4. Treatments have come a long way.

"Early treatment of PVD can help restore your mobility, decrease your risk of heart attackstroke and amputation, and possibly save your life," Snell says.

Accomplishing these goals often involves a combination of approaches:

  • Making long-term lifestyle changes
  • Taking medications to lower blood pressure and cholesterol levels, treat diabetes, prevent the formation of blood clots and help reduce leg pain

"Your doctor should work with you to create a personalized treatment plan based on your health and your specific combination of risk factors," Snell says.

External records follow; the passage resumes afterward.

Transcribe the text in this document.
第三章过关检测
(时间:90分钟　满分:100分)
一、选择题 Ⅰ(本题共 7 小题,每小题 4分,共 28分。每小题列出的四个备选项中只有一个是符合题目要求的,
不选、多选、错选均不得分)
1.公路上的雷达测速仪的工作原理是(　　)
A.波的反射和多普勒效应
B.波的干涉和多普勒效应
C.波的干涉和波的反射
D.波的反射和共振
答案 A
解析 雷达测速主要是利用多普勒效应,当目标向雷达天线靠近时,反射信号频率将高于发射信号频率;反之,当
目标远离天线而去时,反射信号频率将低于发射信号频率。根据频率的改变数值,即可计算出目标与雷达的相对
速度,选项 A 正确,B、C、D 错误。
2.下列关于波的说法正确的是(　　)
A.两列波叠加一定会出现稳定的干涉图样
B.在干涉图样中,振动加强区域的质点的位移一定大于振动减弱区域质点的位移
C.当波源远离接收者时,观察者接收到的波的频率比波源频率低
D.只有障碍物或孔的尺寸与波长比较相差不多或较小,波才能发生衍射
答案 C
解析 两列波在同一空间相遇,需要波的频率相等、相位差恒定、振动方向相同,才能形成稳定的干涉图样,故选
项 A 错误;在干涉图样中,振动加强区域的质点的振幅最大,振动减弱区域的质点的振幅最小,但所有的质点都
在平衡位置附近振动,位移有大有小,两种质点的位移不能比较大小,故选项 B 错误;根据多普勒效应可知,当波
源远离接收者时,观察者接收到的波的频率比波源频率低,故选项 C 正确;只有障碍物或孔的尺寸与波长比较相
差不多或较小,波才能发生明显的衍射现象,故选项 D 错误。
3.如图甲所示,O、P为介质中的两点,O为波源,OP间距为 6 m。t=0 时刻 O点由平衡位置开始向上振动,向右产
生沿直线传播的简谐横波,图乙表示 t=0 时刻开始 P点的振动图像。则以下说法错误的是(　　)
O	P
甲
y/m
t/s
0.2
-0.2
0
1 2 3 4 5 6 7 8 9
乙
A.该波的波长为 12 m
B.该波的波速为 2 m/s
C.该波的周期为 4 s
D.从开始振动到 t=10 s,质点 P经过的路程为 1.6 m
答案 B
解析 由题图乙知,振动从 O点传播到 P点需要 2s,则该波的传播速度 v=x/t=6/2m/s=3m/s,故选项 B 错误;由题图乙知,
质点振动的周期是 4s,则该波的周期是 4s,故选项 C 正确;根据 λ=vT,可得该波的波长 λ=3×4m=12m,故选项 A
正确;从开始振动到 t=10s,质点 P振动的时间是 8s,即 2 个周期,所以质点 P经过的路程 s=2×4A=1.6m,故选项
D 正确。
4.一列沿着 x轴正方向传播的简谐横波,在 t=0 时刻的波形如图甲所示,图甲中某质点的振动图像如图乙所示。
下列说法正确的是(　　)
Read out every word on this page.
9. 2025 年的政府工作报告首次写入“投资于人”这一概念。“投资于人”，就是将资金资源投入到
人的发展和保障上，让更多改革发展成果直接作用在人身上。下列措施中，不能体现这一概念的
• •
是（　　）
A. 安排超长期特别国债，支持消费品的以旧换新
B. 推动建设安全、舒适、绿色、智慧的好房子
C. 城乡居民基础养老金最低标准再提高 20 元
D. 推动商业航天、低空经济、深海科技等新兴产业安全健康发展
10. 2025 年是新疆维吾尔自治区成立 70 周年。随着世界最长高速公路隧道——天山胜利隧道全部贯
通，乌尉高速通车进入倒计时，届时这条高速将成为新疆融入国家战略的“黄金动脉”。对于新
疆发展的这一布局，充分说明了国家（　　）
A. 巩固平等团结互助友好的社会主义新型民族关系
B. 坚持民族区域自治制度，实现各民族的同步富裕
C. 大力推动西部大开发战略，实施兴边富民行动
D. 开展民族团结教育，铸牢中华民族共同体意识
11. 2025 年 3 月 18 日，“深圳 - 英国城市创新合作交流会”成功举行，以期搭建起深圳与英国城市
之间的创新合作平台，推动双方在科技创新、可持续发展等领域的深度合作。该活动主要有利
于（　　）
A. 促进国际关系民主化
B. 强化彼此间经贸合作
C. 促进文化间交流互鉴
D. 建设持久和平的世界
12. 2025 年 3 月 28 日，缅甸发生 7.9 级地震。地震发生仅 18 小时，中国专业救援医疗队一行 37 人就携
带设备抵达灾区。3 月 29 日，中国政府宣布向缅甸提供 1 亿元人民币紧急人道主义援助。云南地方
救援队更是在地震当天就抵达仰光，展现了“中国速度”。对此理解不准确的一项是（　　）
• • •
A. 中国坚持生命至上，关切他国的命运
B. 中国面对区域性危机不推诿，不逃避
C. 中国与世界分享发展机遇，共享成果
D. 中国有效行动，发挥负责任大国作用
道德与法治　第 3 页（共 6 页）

Richard says surgery may be recommended for patients who are good candidates for surgery and who still have disabling pain even after lifestyle changes and medication. 

“Vascular surgery has come a long way in how we fix blocked arteries,” she says. “The first approach is usually endovascular, where balloons and/or stents are used to open the arteries. This can all be done through a large IV in the groin or the arm, and patients usually go home the same day as the procedure. There are still cases where open surgery is the best option, which include removing plaque from the artery or performing a bypass to get blood flow around a blockage.”

5. Prevention is the best medicine. 

While you can't do anything about some of the risk factors for PVD — such as age, race and family history — you can make lifestyle choices that will significantly lower your risk.

The same advice doctors give for reducing your risk of heart attack and stroke will also help keep PVD away, Snell and Richard say:

  • Don't smoke. And if you currently smoke, quit immediately. “If you smoke, quitting is the single most important thing to decrease your risk of complications and also disease progression,” Richard says.
  • Keep your vital numbers — blood pressure, cholesterol and blood glucose — at healthy levels.
  • Eat a healthful diet that's low in saturated fat, trans fat and cholesterol and high in whole grains and fresh produce.
  • Be active, including at least 30 minutes of moderate-intensity activity most days of the week.
  • Maintain a healthy weight. If you are overweight (a BMI above 24.9) or obese (a BMI of 30 or higher), talk to your doctor about steps you can take to lose weight.